Federal delegation touts $30M+ in Delaware live venue grants
WILMINGTON – Today, U.S. Sens. Tom Carper, Chris Coons and Rep. Lisa Blunt Rochester (D-Del.) joined representatives from the historic Queen theater in Wilmington to celebrate the success story from the Shuttered Venue Operator Grant (SVOG) program. In all, Delaware venues will receive a total of just more than $30 million.
SVOG was a provision born out of the Save Our Stages Act, legislation supported by Delaware’s congressional delegation. The SVOG program provides grants to eligible organizations that have suffered revenue loss due to the COVID-19 pandemic. Business types eligible for SVOGs include live venue operators, promoters, arts organizations, talent representatives, motion picture theater operators, museums, and theatrical producers. Successful applicants can receive grants equal to 45 percent of their gross earned revenue, up to a maximum of $10 million. Today the delegation celebrated The Queen receiving $1.3 million from the business-saving program.

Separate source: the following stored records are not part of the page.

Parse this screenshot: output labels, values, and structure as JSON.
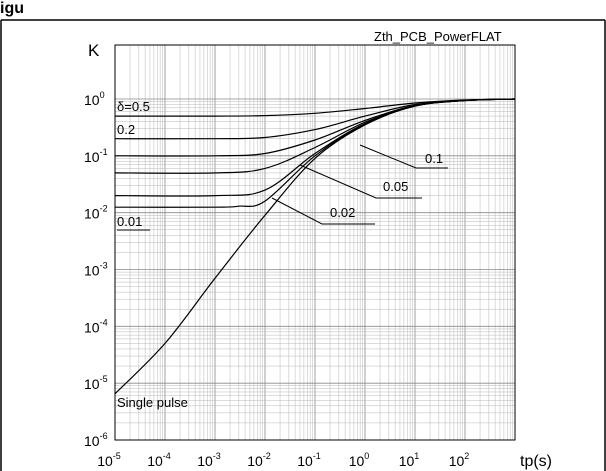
{
  "figure_caption": "igu",
  "chart_data": {
    "type": "line",
    "title": "Zth_PCB_PowerFLAT",
    "ylabel": "K",
    "xlabel": "tp(s)",
    "x_scale": "log",
    "y_scale": "log",
    "xlim": [
      1e-05,
      1000
    ],
    "ylim": [
      1e-06,
      1
    ],
    "grid": true,
    "x_ticks": [
      {
        "base": "10",
        "exp": "-5"
      },
      {
        "base": "10",
        "exp": "-4"
      },
      {
        "base": "10",
        "exp": "-3"
      },
      {
        "base": "10",
        "exp": "-2"
      },
      {
        "base": "10",
        "exp": "-1"
      },
      {
        "base": "10",
        "exp": "0"
      },
      {
        "base": "10",
        "exp": "1"
      },
      {
        "base": "10",
        "exp": "2"
      }
    ],
    "y_ticks": [
      {
        "base": "10",
        "exp": "0"
      },
      {
        "base": "10",
        "exp": "-1"
      },
      {
        "base": "10",
        "exp": "-2"
      },
      {
        "base": "10",
        "exp": "-3"
      },
      {
        "base": "10",
        "exp": "-4"
      },
      {
        "base": "10",
        "exp": "-5"
      },
      {
        "base": "10",
        "exp": "-6"
      }
    ],
    "series": [
      {
        "name": "δ=0.5",
        "x": [
          1e-05,
          0.001,
          0.01,
          0.1,
          1,
          10,
          100,
          1000
        ],
        "y": [
          0.5,
          0.5,
          0.51,
          0.56,
          0.68,
          0.85,
          0.96,
          1.0
        ]
      },
      {
        "name": "0.2",
        "x": [
          1e-05,
          0.001,
          0.01,
          0.1,
          1,
          10,
          100,
          1000
        ],
        "y": [
          0.2,
          0.2,
          0.21,
          0.29,
          0.5,
          0.8,
          0.95,
          1.0
        ]
      },
      {
        "name": "0.1",
        "x": [
          1e-05,
          0.001,
          0.01,
          0.1,
          1,
          10,
          100,
          1000
        ],
        "y": [
          0.1,
          0.1,
          0.11,
          0.19,
          0.42,
          0.77,
          0.95,
          1.0
        ]
      },
      {
        "name": "0.05",
        "x": [
          1e-05,
          0.001,
          0.01,
          0.1,
          1,
          10,
          100,
          1000
        ],
        "y": [
          0.05,
          0.05,
          0.06,
          0.14,
          0.39,
          0.76,
          0.94,
          1.0
        ]
      },
      {
        "name": "0.02",
        "x": [
          1e-05,
          0.001,
          0.01,
          0.1,
          1,
          10,
          100,
          1000
        ],
        "y": [
          0.02,
          0.02,
          0.025,
          0.11,
          0.37,
          0.75,
          0.94,
          1.0
        ]
      },
      {
        "name": "0.01",
        "x": [
          1e-05,
          0.001,
          0.003,
          0.01,
          0.1,
          1,
          10,
          100,
          1000
        ],
        "y": [
          0.0125,
          0.0125,
          0.013,
          0.016,
          0.1,
          0.36,
          0.75,
          0.94,
          1.0
        ]
      },
      {
        "name": "Single pulse",
        "x": [
          1e-05,
          0.0001,
          0.001,
          0.01,
          0.1,
          1,
          10,
          100,
          1000
        ],
        "y": [
          6.5e-06,
          5e-05,
          0.0007,
          0.009,
          0.09,
          0.35,
          0.75,
          0.94,
          1.0
        ]
      }
    ],
    "labels": [
      {
        "text": "δ=0.5",
        "series": "δ=0.5"
      },
      {
        "text": "0.2",
        "series": "0.2"
      },
      {
        "text": "0.1",
        "series": "0.1"
      },
      {
        "text": "0.05",
        "series": "0.05"
      },
      {
        "text": "0.02",
        "series": "0.02"
      },
      {
        "text": "0.01",
        "series": "0.01"
      },
      {
        "text": "Single pulse",
        "series": "Single pulse"
      }
    ]
  }
}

“One of the pandemic’s hardest hit sectors was the live arts and entertainment industry,” Carper said in a statement. “I was proud to support the Save our Stages Act which helped make this program possible. I am thrilled that these theaters can light up once again through this business-saving program, and provide arts and culture for years to come.”

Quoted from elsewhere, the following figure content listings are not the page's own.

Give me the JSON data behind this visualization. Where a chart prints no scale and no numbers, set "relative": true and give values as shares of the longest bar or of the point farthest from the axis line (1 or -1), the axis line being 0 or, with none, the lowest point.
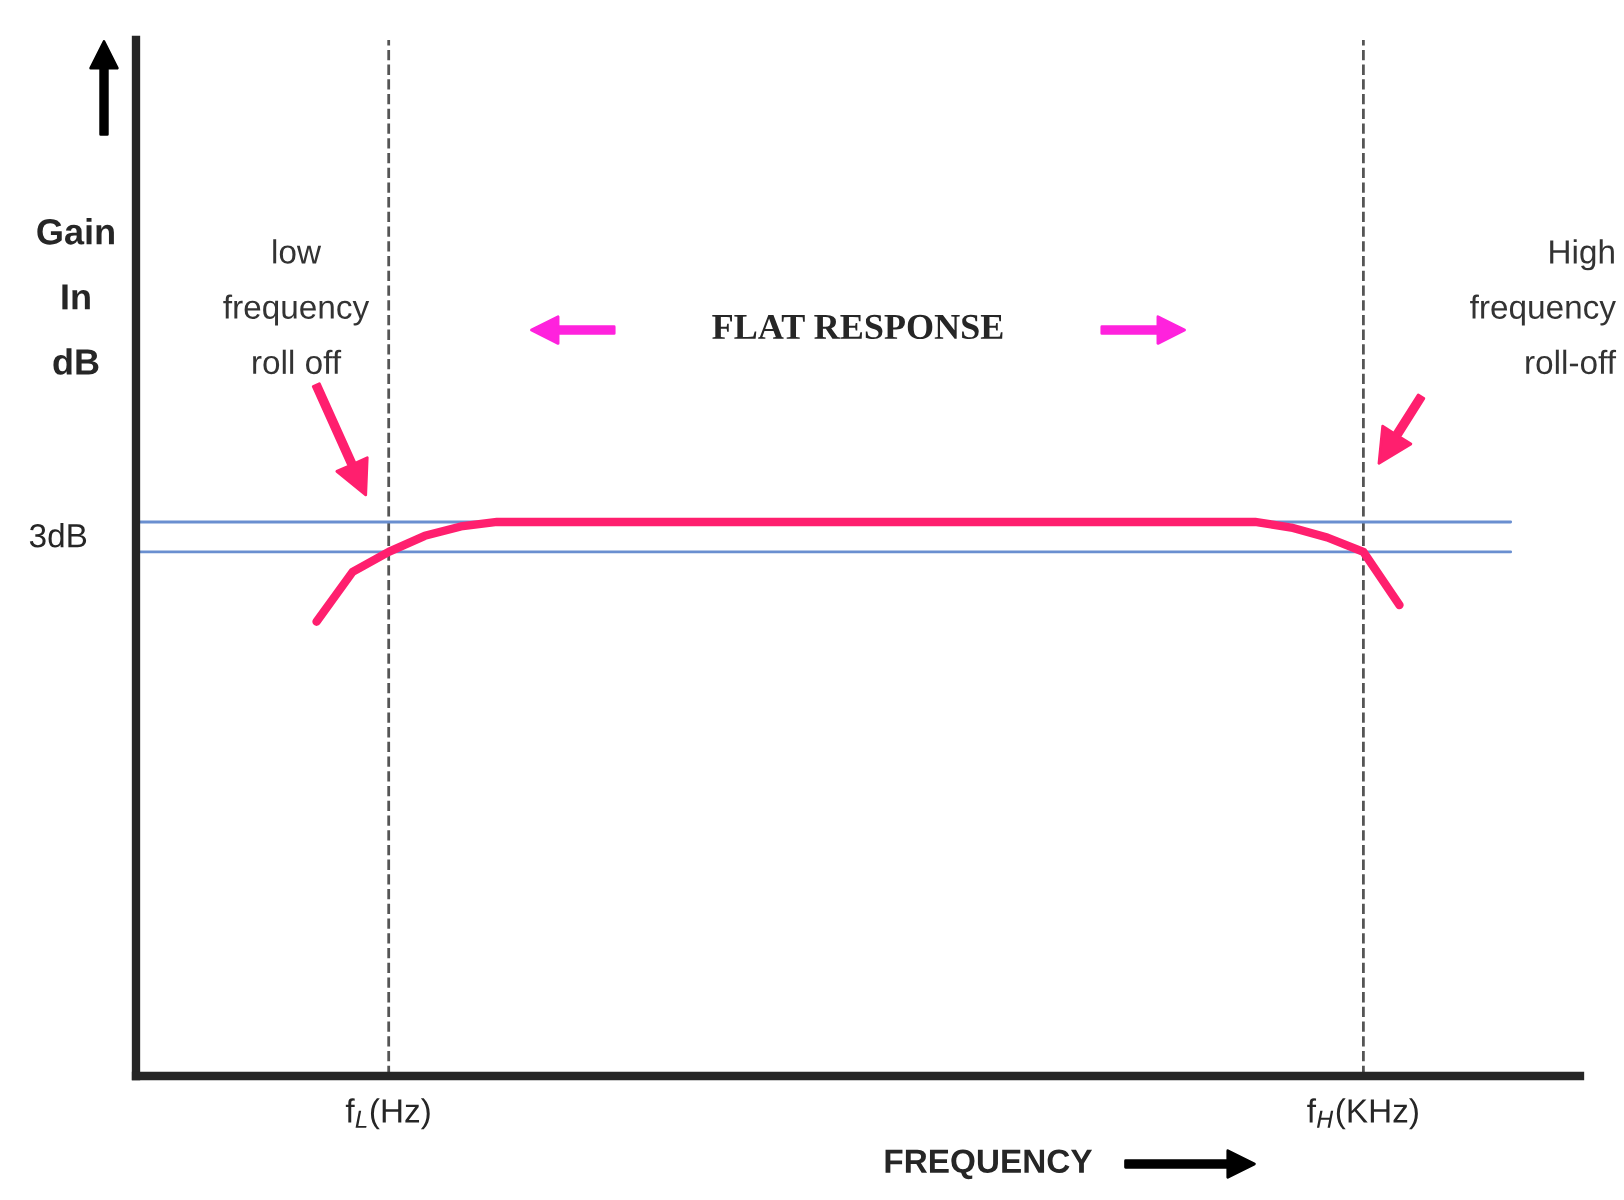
{
  "chart_data": {
    "type": "line",
    "relative": true,
    "xlabel": "FREQUENCY",
    "categories": [
      null,
      null,
      null,
      null,
      null,
      null,
      null,
      "f$_{L}$(Hz)",
      null,
      null,
      null,
      null,
      null,
      null,
      null,
      null,
      null,
      null,
      null,
      null,
      null,
      null,
      null,
      null,
      null,
      null,
      null,
      null,
      null,
      null,
      null,
      null,
      null,
      null,
      "f$_{H}$(KHz)",
      null,
      null,
      null,
      null,
      null,
      null
    ],
    "series": [
      {
        "color": "#ff1f6e",
        "values": [
          null,
          null,
          null,
          null,
          null,
          0.82,
          0.91,
          0.946,
          0.975,
          0.992,
          1,
          1,
          1,
          1,
          1,
          1,
          1,
          1,
          1,
          1,
          1,
          1,
          1,
          1,
          1,
          1,
          1,
          1,
          1,
          1,
          1,
          1,
          0.99,
          0.972,
          0.946,
          0.85,
          null,
          null,
          null,
          null,
          null
        ]
      }
    ],
    "ref_lines": [
      {
        "axis": "x",
        "value": "f$_{L}$(Hz)",
        "color": "#555555",
        "line_style": "dashed"
      },
      {
        "axis": "x",
        "value": "f$_{H}$(KHz)",
        "color": "#555555",
        "line_style": "dashed"
      },
      {
        "axis": "y",
        "value": 1,
        "color": "#6a8fd0",
        "line_style": "solid",
        "label": "3dB"
      },
      {
        "axis": "y",
        "value": 0.946,
        "color": "#6a8fd0",
        "line_style": "solid"
      }
    ],
    "annotations": [
      "low\nfrequency\nroll off",
      "High\nfrequency\nroll-off",
      "FLAT RESPONSE",
      "Gain\nIn\ndB"
    ],
    "grid": false,
    "legend": false
  }
}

“Our theaters, museums, and other cultural institutions are central to the identity of communities throughout our state and country, and the pandemic threatened their very existence,” Coons said in a statement. “The Shuttered Venue Operator Grant, made possible thanks to federal legislation, has so far awarded billions in grants to thousands of eligible businesses, furnishing a much-needed lifeline to some of our hardest-hit performance venues and the folks whose livelihoods depend on them. I’m glad to support the SVOG program, I know some venues are still working through the process, and I look forward to the ongoing re-opening of cultural institutions in Delaware and throughout the United States.”

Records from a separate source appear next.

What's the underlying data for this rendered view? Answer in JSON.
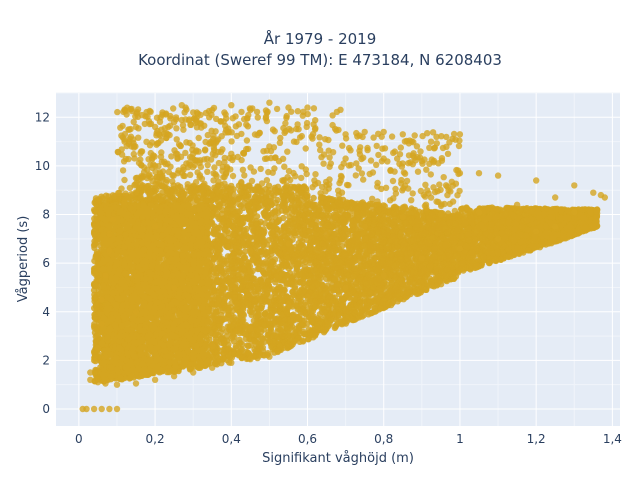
{
  "chart_data": {
    "type": "scatter",
    "title_line_1": "År 1979 - 2019",
    "title_line_2": "Koordinat (Sweref 99 TM): E 473184, N 6208403",
    "xlabel": "Signifikant våghöjd (m)",
    "ylabel": "Vågperiod (s)",
    "xlim": [
      -0.06,
      1.42
    ],
    "ylim": [
      -0.7,
      13.0
    ],
    "x_ticks": [
      0,
      0.2,
      0.4,
      0.6,
      0.8,
      1.0,
      1.2,
      1.4
    ],
    "x_tick_labels": [
      "0",
      "0,2",
      "0,4",
      "0,6",
      "0,8",
      "1",
      "1,2",
      "1,4"
    ],
    "y_ticks": [
      0,
      2,
      4,
      6,
      8,
      10,
      12
    ],
    "y_tick_labels": [
      "0",
      "2",
      "4",
      "6",
      "8",
      "10",
      "12"
    ],
    "grid": true,
    "marker_color": "#D4A520",
    "background_color": "#E5ECF6",
    "point_cloud_note": "dense cloud of many thousand points; summarized by envelope samples below",
    "series": [
      {
        "points": [
          [
            0.01,
            0.0
          ],
          [
            0.02,
            0.0
          ],
          [
            0.04,
            0.0
          ],
          [
            0.06,
            0.0
          ],
          [
            0.08,
            0.0
          ],
          [
            0.1,
            0.0
          ],
          [
            0.03,
            1.2
          ],
          [
            0.05,
            1.1
          ],
          [
            0.07,
            1.05
          ],
          [
            0.1,
            1.0
          ],
          [
            0.15,
            1.05
          ],
          [
            0.2,
            1.2
          ],
          [
            0.25,
            1.35
          ],
          [
            0.3,
            1.5
          ],
          [
            0.35,
            1.7
          ],
          [
            0.4,
            1.9
          ],
          [
            0.45,
            2.05
          ],
          [
            0.5,
            2.15
          ],
          [
            0.03,
            1.5
          ],
          [
            0.04,
            2.0
          ],
          [
            0.05,
            2.5
          ],
          [
            0.06,
            3.5
          ],
          [
            0.06,
            4.5
          ],
          [
            0.07,
            5.5
          ],
          [
            0.08,
            6.5
          ],
          [
            0.08,
            7.2
          ],
          [
            0.09,
            7.8
          ],
          [
            0.12,
            8.5
          ],
          [
            0.15,
            9.5
          ],
          [
            0.12,
            11.0
          ],
          [
            0.13,
            11.5
          ],
          [
            0.15,
            11.6
          ],
          [
            0.2,
            11.6
          ],
          [
            0.25,
            11.8
          ],
          [
            0.27,
            12.5
          ],
          [
            0.28,
            12.4
          ],
          [
            0.3,
            12.2
          ],
          [
            0.35,
            12.3
          ],
          [
            0.4,
            12.5
          ],
          [
            0.45,
            12.3
          ],
          [
            0.5,
            12.6
          ],
          [
            0.55,
            12.4
          ],
          [
            0.6,
            12.4
          ],
          [
            0.62,
            11.5
          ],
          [
            0.7,
            11.3
          ],
          [
            0.75,
            11.4
          ],
          [
            0.8,
            11.4
          ],
          [
            0.85,
            11.3
          ],
          [
            1.0,
            11.3
          ],
          [
            0.7,
            10.3
          ],
          [
            0.8,
            10.3
          ],
          [
            0.9,
            10.2
          ],
          [
            1.0,
            9.7
          ],
          [
            1.05,
            9.7
          ],
          [
            1.1,
            9.6
          ],
          [
            1.2,
            9.4
          ],
          [
            1.3,
            9.2
          ],
          [
            1.35,
            8.9
          ],
          [
            1.37,
            8.8
          ],
          [
            1.38,
            8.7
          ],
          [
            1.3,
            8.1
          ],
          [
            1.25,
            7.5
          ],
          [
            1.2,
            7.3
          ],
          [
            1.1,
            7.0
          ],
          [
            1.0,
            6.6
          ],
          [
            0.9,
            6.2
          ],
          [
            0.8,
            5.5
          ],
          [
            0.7,
            5.0
          ],
          [
            0.6,
            4.6
          ],
          [
            0.55,
            4.3
          ],
          [
            0.5,
            3.8
          ],
          [
            0.45,
            3.3
          ],
          [
            0.4,
            2.9
          ],
          [
            0.35,
            2.6
          ],
          [
            0.15,
            4.0
          ],
          [
            0.25,
            5.0
          ],
          [
            0.35,
            6.0
          ],
          [
            0.45,
            6.5
          ],
          [
            0.55,
            6.8
          ],
          [
            0.65,
            7.2
          ],
          [
            0.75,
            7.5
          ],
          [
            0.85,
            7.9
          ],
          [
            0.95,
            8.0
          ],
          [
            1.05,
            8.1
          ],
          [
            1.15,
            8.4
          ],
          [
            1.25,
            8.7
          ],
          [
            0.2,
            7.5
          ],
          [
            0.3,
            8.5
          ],
          [
            0.4,
            9.0
          ],
          [
            0.5,
            9.0
          ],
          [
            0.6,
            8.8
          ],
          [
            0.3,
            10.5
          ],
          [
            0.4,
            10.5
          ],
          [
            0.5,
            10.8
          ],
          [
            0.2,
            10.0
          ]
        ]
      }
    ]
  }
}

“Arts venues across Delaware faced unimaginable challenges brought on by the COVID-19 pandemic,” Blunt Rochester said in a statement. “While other industries were able to adapt to the pandemic, the Arts completely shut down leading to massive layoffs and lost revenue for these spaces. But because of these federal dollars, the stages we all know and love, from a small movie theatre in Dagsboro to a concert hall in Arden, have been able to re-open and operate safely so that Delawareans can once again experience the arts safely. I’m proud to support our stages and I look forward to the impact these funds will have on our community and economy.”